Vovô, avô,“vô”!
A “Vila” não
era muito grande, talvez sete ou oito mil habitantes. Todos se conheciam.
Havia muito respeito entre todos. Vida calma, pouco ou quase nenhum trânsito.
Carrinhos, troles, charretes e carroças representavam, numa porcentagem
muito grande, o movimento de veículos pelas nossas santas ruas de
terra.
Os postes, de madeira
ou de ferro, estes iguais aos trilhos usados nas estradas de ferro. Iluminação
deficiente. Toda a água usada era enviada ao Tijuco Preto pelas
sargetas e bueiros. Fossa negra era de uso geral.
“Apagava-se” a poeira
das ruas com o serviço executado pela Prefeitura, através
de uma carroça-pipa.

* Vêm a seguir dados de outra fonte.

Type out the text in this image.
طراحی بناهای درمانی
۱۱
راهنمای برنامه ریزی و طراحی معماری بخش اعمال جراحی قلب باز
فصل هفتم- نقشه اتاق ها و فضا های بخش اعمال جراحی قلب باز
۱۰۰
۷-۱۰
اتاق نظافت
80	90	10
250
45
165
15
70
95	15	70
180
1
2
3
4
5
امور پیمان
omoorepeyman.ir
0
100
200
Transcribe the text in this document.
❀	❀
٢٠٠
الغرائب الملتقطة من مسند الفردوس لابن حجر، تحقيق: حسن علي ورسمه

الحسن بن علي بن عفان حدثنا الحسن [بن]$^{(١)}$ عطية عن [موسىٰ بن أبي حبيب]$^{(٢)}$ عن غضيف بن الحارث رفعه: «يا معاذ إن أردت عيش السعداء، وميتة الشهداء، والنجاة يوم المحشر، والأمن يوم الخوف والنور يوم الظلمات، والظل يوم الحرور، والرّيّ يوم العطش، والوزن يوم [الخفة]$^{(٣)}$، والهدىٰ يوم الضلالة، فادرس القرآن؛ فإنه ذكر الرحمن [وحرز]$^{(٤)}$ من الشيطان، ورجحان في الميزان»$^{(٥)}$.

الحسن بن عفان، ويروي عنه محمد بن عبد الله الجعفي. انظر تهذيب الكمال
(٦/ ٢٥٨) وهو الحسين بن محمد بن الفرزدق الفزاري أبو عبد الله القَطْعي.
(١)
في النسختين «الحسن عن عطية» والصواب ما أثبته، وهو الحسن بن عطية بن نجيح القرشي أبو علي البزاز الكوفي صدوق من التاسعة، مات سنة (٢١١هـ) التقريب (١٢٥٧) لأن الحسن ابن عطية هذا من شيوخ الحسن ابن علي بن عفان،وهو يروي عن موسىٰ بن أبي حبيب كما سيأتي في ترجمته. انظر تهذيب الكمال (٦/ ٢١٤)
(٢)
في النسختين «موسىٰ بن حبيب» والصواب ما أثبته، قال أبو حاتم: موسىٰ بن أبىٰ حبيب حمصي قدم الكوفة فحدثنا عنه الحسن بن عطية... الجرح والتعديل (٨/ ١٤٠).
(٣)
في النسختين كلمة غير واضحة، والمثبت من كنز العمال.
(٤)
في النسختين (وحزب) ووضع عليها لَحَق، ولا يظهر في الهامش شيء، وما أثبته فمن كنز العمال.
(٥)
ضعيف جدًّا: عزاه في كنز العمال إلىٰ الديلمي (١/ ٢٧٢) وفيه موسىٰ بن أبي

O trem era o meio de transporte de maior uso.
1944/45 mais ou menos.
Estávamos na época de mais um concurso que premiava a melhor
horta da cidade.
Seu Manoel, um português
de mais ou menos cinqüenta anos de idade, jovial, simples, alegre,
com uma saúde de ferro, apreciador de uma bela “gasolina” , já
participara de todas as disputas anteriores e, apesar de conseguir ótimas
colocações, nunca sentira o prazer da vitória.
Casado com uma viúva,
Dona Luiza, já mãe de três filhos, criou-os junto aos
outros seis como uma família de verdade: sem diferenças,
com muita luta, trabalho e, principalmente, com muito amor.
Carregou os nove
filhos no colo e no coração.
Todos os netos, todos,
sempre sentiram nele o avô que qualquer criança gostaria de
ter.
Ele era o querido
vovô, avô ou “vô” Manoel.
Um de seus netos
vivia mexendo nos canteiros, plantando alguma coisa, molhando as plantas,
sentindo por isso grande amor pela horta do “vô” Manoel. Seu entusiasmo
por aquela atividade aproximou mais ainda neto e avô, havendo entre
eles um relacionamento de amigos verdadeiros.
O neto começou
a incentivar o avô para que lutasse com todas as forças
a fim de conseguir o prêmio principal no concurso de hortas.
Chegava mais cedo
que o avô, molhava os canteiros, colhia alguma verdura e fazia reparos
nos caramanchões de uva, chuchu e maracujá. A partir daí
começou a sobrar algum tempo para que o “vô” Manoel se dedicasse
mais a outros setores da horta.
O prêmio veio
e a alegria tomou conta de ambos de tal forma que o neto, totalmente emocionado,
ficou gago e, logo em seguida, perdeu a voz.
Fez-se de tudo para
que tudo voltasse à normalidade, mas tudo foi em vão.
Seu Manoel ficou
desgostoso com aquela situação. Já não era
o mesmo. Cada vez que via o neto seus olhos ficavam encharcados de lágrimas.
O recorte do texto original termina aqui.